The Laser Guide to Video Games - Review









In Memory
Sean Pettibone


The Laser Guide to Video Games

My Hero
(Sega Master System - Sega/Coreland - 1986)

It's a simple, time-worn premise. Your character is enlisted to rescue his companion from the clutches of evil punks. Along the way, you'll encounter numerous types of obstacles. The most prevalent and numerous are the punk characters, themselves armed with jump-kicks, who attack in waves. They jump at you and you have to counter with either your fists or by using jumping kicks of your own. Mastering the jump-kick move is your most important task, since it's the primary weapon you'll be using throughout the game. Getting the hang of the opponents' battle tactics takes some practice. This isn't as easy as it sounds and you'll have to master the timing in order to defeat them. You enable this attack with a simple press of a button, there's nothing elaborate to memorize here. These characters attack in waves and you have to survive them all in order to get to the next area.

Presenting a different type of challenge. The raised structures require you to leap over large gaps, cross fiery interludes with flaming objects heading staright up. These aren't as simple to dodge as it appears, and you need to master their timing or face an instant end. Typically, you need to go over multiple gaps in succession to beat that section. The game flows fairly good throughout and there's little pause in the action during the stages, which allows you to build up a consistent momentum once you get into the game's flow, Before you know it, you'll be cleaning out waves of the punk characters without much effort. Unfortunately, these aren't the only types of opponents you have to face. At many points, punks will appear at windows and throw pots at you. Fortunately, these fall straight down and are easy to deflect.

Players will also face off against an array of other creatures such as frogs and pigs at various intervals during the game. You can kick some of the screen, jump over others and take out others with kicks, depending on the situation you find yourself. At certain points, a tricky ninja character will appear on top of the stages to impede your progress. Once he sees you, he'lll throw a projectile at your character which you can either jump over or crouch downward to dodge. The ninja characters can appear sudden;ly, flying downward without much warning. You can anticipate the direction they'll throw the weapons at you in most instances. It pays to have a little patience and watch them throw one or two before you move right into its path. You might have to traverse these sections a few times and memorize where they appear ahead of time, which can be annoying. Additionally, the characer will have to avoid spiked globes that are thown thier way, which can't be kicked off the screen and kill you on contact.

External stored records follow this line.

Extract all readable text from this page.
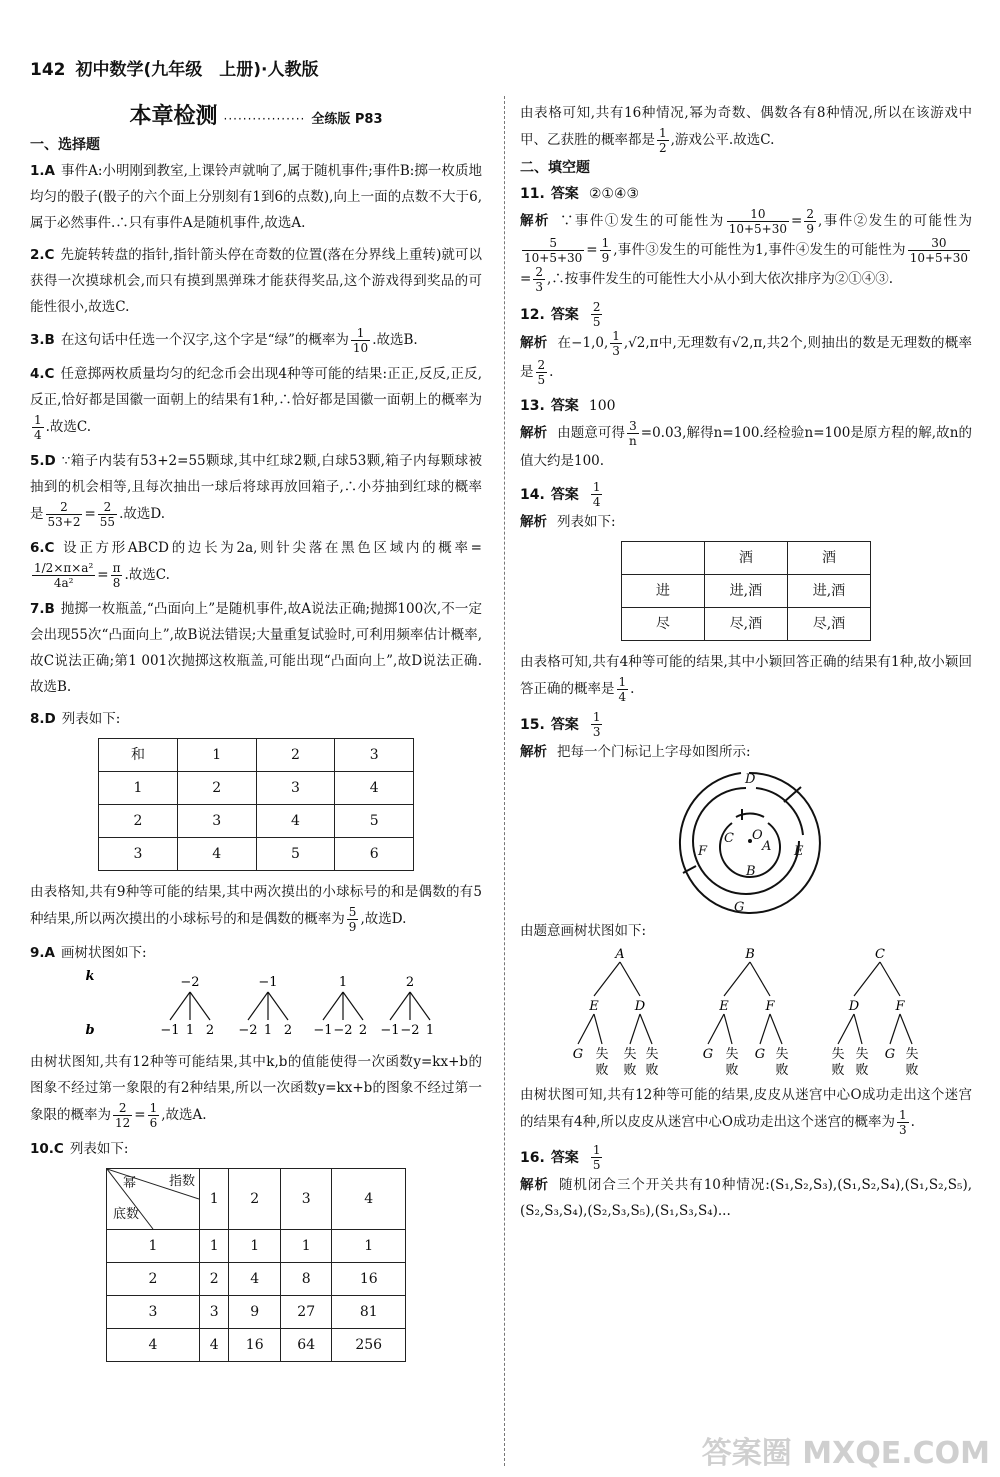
142 初中数学(九年级　上册)·人教版
本章检测 ················· 全练版 P83
一、选择题
1.A 事件A:小明刚到教室,上课铃声就响了,属于随机事件;事件B:掷一枚质地均匀的骰子(骰子的六个面上分别刻有1到6的点数),向上一面的点数不大于6,属于必然事件.∴只有事件A是随机事件,故选A.
2.C 先旋转转盘的指针,指针箭头停在奇数的位置(落在分界线上重转)就可以获得一次摸球机会,而只有摸到黑弹珠才能获得奖品,这个游戏得到奖品的可能性很小,故选C.
3.B 在这句话中任选一个汉字,这个字是“绿”的概率为 $\frac{1}{10}$ .故选B.
4.C 任意掷两枚质量均匀的纪念币会出现4种等可能的结果:正正,反反,正反,反正,恰好都是国徽一面朝上的结果有1种,∴恰好都是国徽一面朝上的概率为
$\frac{1}{4}$ .故选C.
5.D ∵箱子内装有53+2=55颗球,其中红球2颗,白球53颗,箱子内每颗球被抽到的机会相等,且每次抽出一球后将球再放回箱子,∴小芬抽到红球的概率是 $\frac{2}{53+2} = \frac{2}{55}$ .故选D.
6.C 设正方形ABCD的边长为2a,则针尖落在黑色区域内的概率=
$\frac{\text{1/2×π×a²}}{\text{4a²}} = \frac{\pi}{8}$ .故选C.
7.B 抛掷一枚瓶盖,“凸面向上”是随机事件,故A说法正确;抛掷100次,不一定会出现55次“凸面向上”,故B说法错误;大量重复试验时,可利用频率估计概率,故C说法正确;第1 001次抛掷这枚瓶盖,可能出现“凸面向上”,故D说法正确.故选B.
8.D 列表如下:
和	1	2	3
1	2	3	4
2	3	4	5
3	4	5	6
由表格知,共有9种等可能的结果,其中两次摸出的小球标号的和是偶数的有5种结果,所以两次摸出的小球标号的和是偶数的概率为 $\frac{5}{9}$ ,故选D.
9.A 画树状图如下:
k
b
−2
−1 1 2
−1
−2 1 2
1
−1 −2 2
2
−1 −2 1
由树状图知,共有12种等可能结果,其中k,b的值能使得一次函数y=kx+b的图象不经过第一象限的有2种结果,所以一次函数y=kx+b的图象不经过第一象限的概率为 $\frac{2}{12} = \frac{1}{6}$ ,故选A.
10.C 列表如下:
幂 指数
底数	1	2	3	4
1	1	1	1	1
2	2	4	8	16
3	3	9	27	81
4	4	16	64	256
由表格可知,共有16种情况,幂为奇数、偶数各有8种情况,所以在该游戏中甲、乙获胜的概率都是 $\frac{1}{2}$ ,游戏公平.故选C.
二、填空题
11. 答案 ②①④③
解析 ∵事件①发生的可能性为 $\frac{10}{10+5+30} = \frac{2}{9}$ ,事件②发生的可能性为
$\frac{5}{10+5+30} = \frac{1}{9}$ ,事件③发生的可能性为1,事件④发生的可能性为 $\frac{30}{10+5+30}$
= $\frac{2}{3}$ ,∴按事件发生的可能性大小从小到大依次排序为②①④③.
12. 答案 $\frac{2}{5}$
解析 在−1,0, $\frac{1}{3} ,√2,\pi$中,无理数有√2,π,共2个,则抽出的数是无理数的概率是 $\frac{2}{5}$ .
13. 答案 100
解析 由题意可得 $\frac{3}{n} =0.03$,解得n=100.经检验n=100是原方程的解,故n的值大约是100.
14. 答案 $\frac{1}{4}$
解析 列表如下:
	酒	酒
进	进,酒	进,酒
尽	尽,酒	尽,酒
由表格可知,共有4种等可能的结果,其中小颖回答正确的结果有1种,故小颖回答正确的概率是 $\frac{1}{4}$ .
15. 答案 $\frac{1}{3}$
解析 把每一个门标记上字母如图所示:
D
C O
A
F	E
B
G
由题意画树状图如下:
A
E	D
G 失
败
失
败
失
败
B
E	F
G 失
败
G 失
败
C
D	F
失
败
失
败
G 失
败
由树状图可知,共有12种等可能的结果,皮皮从迷宫中心O成功走出这个迷宫的结果有4种,所以皮皮从迷宫中心O成功走出这个迷宫的概率为 $\frac{1}{3}$ .
16. 答案 $\frac{1}{5}$
解析 随机闭合三个开关共有10种情况:(S₁,S₂,S₃),(S₁,S₂,S₄),(S₁,S₂,S₅),(S₂,S₃,S₄),(S₂,S₃,S₅),(S₁,S₃,S₄)...
答案圈 MXQE.COM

Once you traversed these sections, you face off against the ulimate battle against the boss character Jake. At first, these one-on-one battles are relatively easy, just dodge his attacks and get a few kicks in and make quick work of him. Later encounters bring more strategies as he learns to dodge and evade attacks, too, He loses his cool and attacks with increased frequency, making him harder to defeat. These require more skill and technique later on and you need to be careful not to let him get in on you, or else you'll find your energy bar depleted before you get a chance to respons and knock him out. This makes the later stages much harder than they could be and this spike in difficulty is probabky unexpected, but not entirely free of counter-moves. Defeating him can be achieved at these harder portioms, it just takes more dedication and effort. It doesn't detract seriously from the game's solid mechanics which maintain a fairly consistent approach throughout, with many interesting variations that keep you engaged throughout.

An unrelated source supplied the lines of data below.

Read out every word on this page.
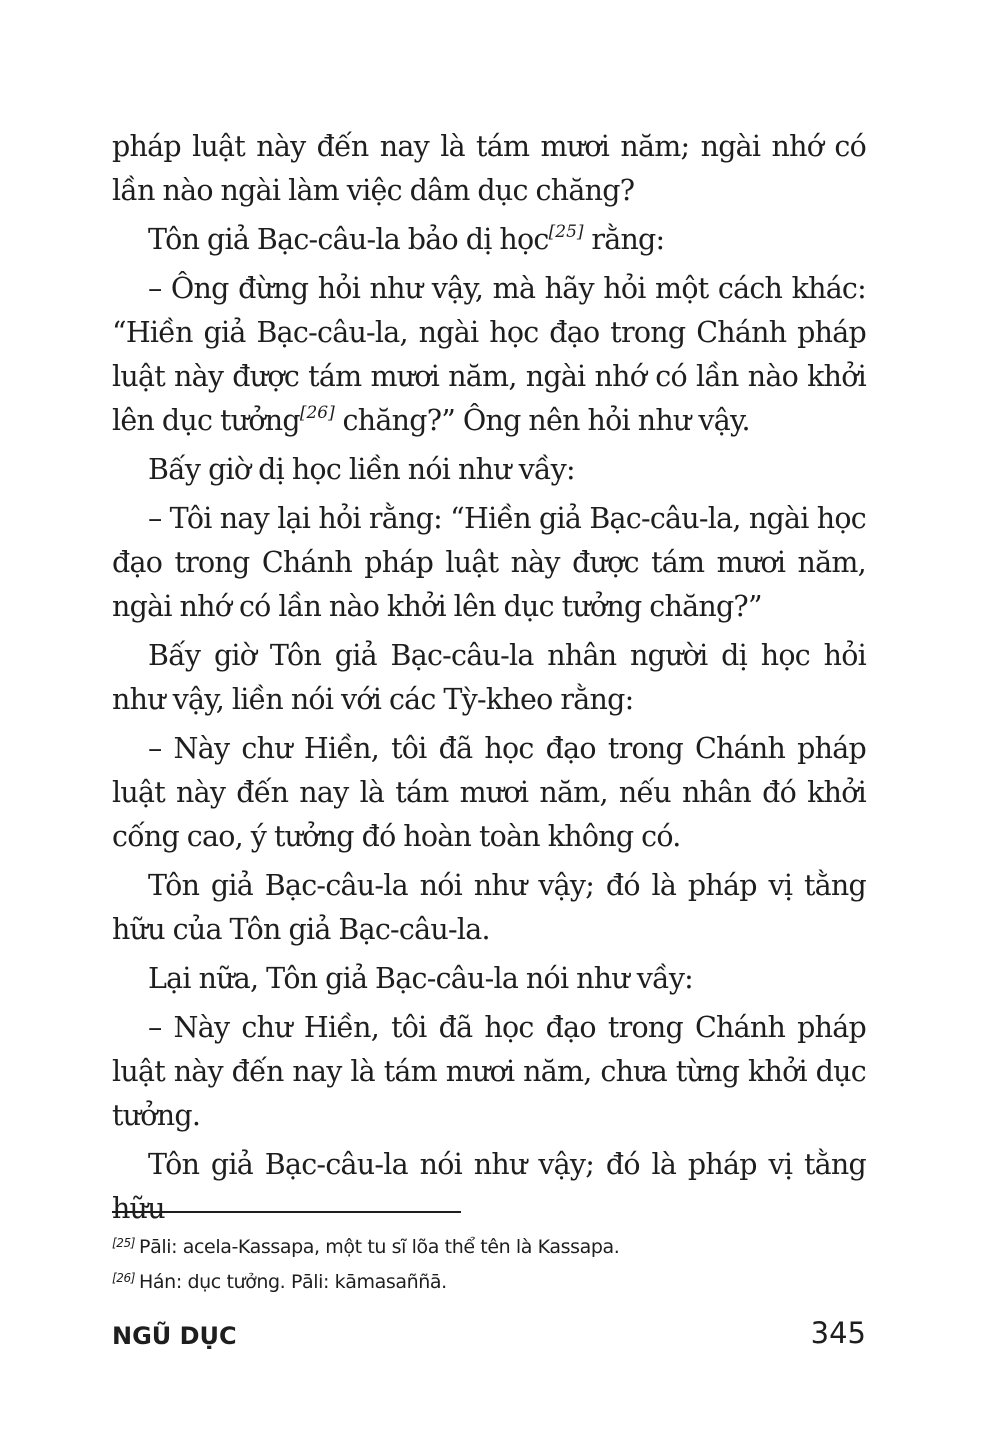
pháp luật này đến nay là tám mươi năm; ngài nhớ có lần nào ngài làm việc dâm dục chăng?

Tôn giả Bạc-câu-la bảo dị học[25] rằng:

– Ông đừng hỏi như vậy, mà hãy hỏi một cách khác: “Hiền giả Bạc-câu-la, ngài học đạo trong Chánh pháp luật này được tám mươi năm, ngài nhớ có lần nào khởi lên dục tưởng[26] chăng?” Ông nên hỏi như vậy.

Bấy giờ dị học liền nói như vầy:

– Tôi nay lại hỏi rằng: “Hiền giả Bạc-câu-la, ngài học đạo trong Chánh pháp luật này được tám mươi năm, ngài nhớ có lần nào khởi lên dục tưởng chăng?”

Bấy giờ Tôn giả Bạc-câu-la nhân người dị học hỏi như vậy, liền nói với các Tỳ-kheo rằng:

– Này chư Hiền, tôi đã học đạo trong Chánh pháp luật này đến nay là tám mươi năm, nếu nhân đó khởi cống cao, ý tưởng đó hoàn toàn không có.

Tôn giả Bạc-câu-la nói như vậy; đó là pháp vị tằng hữu của Tôn giả Bạc-câu-la.

Lại nữa, Tôn giả Bạc-câu-la nói như vầy:

– Này chư Hiền, tôi đã học đạo trong Chánh pháp luật này đến nay là tám mươi năm, chưa từng khởi dục tưởng.

Tôn giả Bạc-câu-la nói như vậy; đó là pháp vị tằng hữu

[25] Pāli: acela-Kassapa, một tu sĩ lõa thể tên là Kassapa.
[26] Hán: dục tưởng. Pāli: kāmasaññā.
NGŨ DỤC	345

This increasing level of challenge makes for a surprisingly difficult game that belies its mirthfull exterior, There's a surprising amount of depth in its combat system and the intervals where you have to navigate trickier sections and enemies help to keep things from becoming too monotonous. This gives My Hero a good balance between its pure action sequences and more strategic areas. From a presentation standpoint, My Hero shows off the Sega Master System's capabilities to an impressive degree. Character animation is fluid throughout, with detailed sprite work, clever design and smooth frame rates making for a visually appealing game throughout. Elaborate backgrounss with detailed buildings and structures help to keep the experience fresh, though there is an overabundance of green hues in this version.

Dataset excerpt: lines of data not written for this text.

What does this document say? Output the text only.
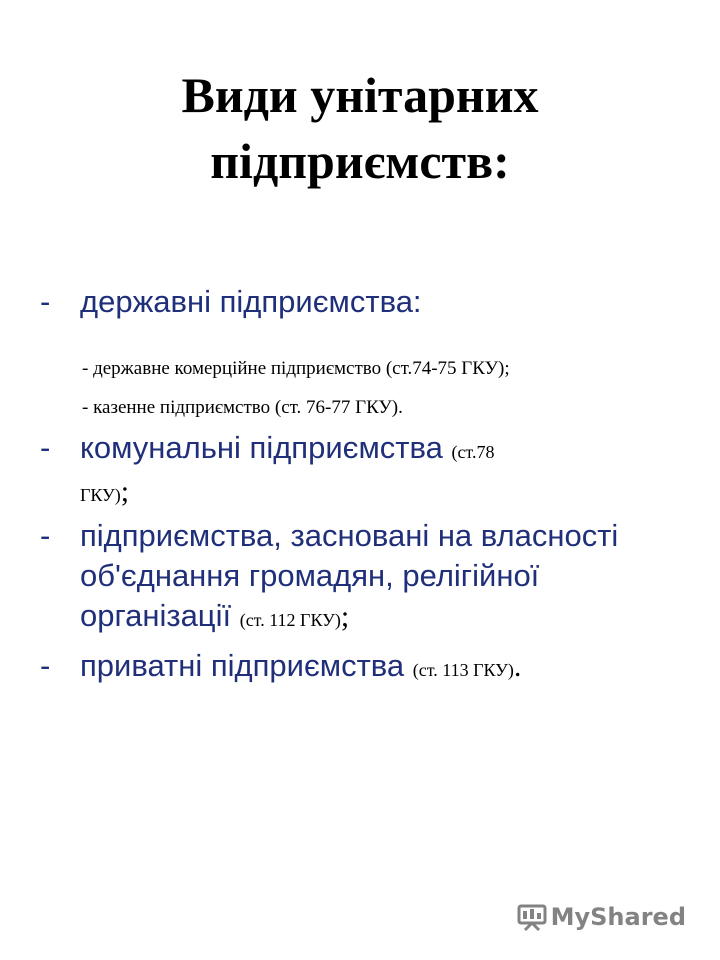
Види унітарних
підприємств:
- державні підприємства:
- державне комерційне підприємство (ст.74-75 ГКУ);
- казенне підприємство (ст. 76-77 ГКУ).
- комунальні підприємства (ст.78
ГКУ);
- підприємства, засновані на власності об'єднання громадян, релігійної організації (ст. 112 ГКУ);
- приватні підприємства (ст. 113 ГКУ).
MyShared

Your opponents offer an impressive variey in design and presentation, with the end-game encounter with spike overlooking an elaborate sunset creating an impressive set-piece that makes an excellent climax for each level. Sound effects are well-done too, with the trademark wooshing sound of your jump-kicks marking the main accompaniment. An appropriately light, yet driving soundtrack hits a constant refrain throughout and while it can get slightly irritating after extended sessions, it's well-done and marks one of the early high-water marks for the SMS' audio capabilities. For all these reasons, My Hero remains one of the more memorable and engaging titles in the SMS library. Its a fairly faithful arcade conversion that retains the straightforward gameplay and solid visuals that ate the cornerstones of its enduring appeal. Taking a traditionally structured fighting game in the mold of Double Dragon but simplifying its structure makes My Hero an enjoyable, accessible game that should appeal to players of many ages and abilities.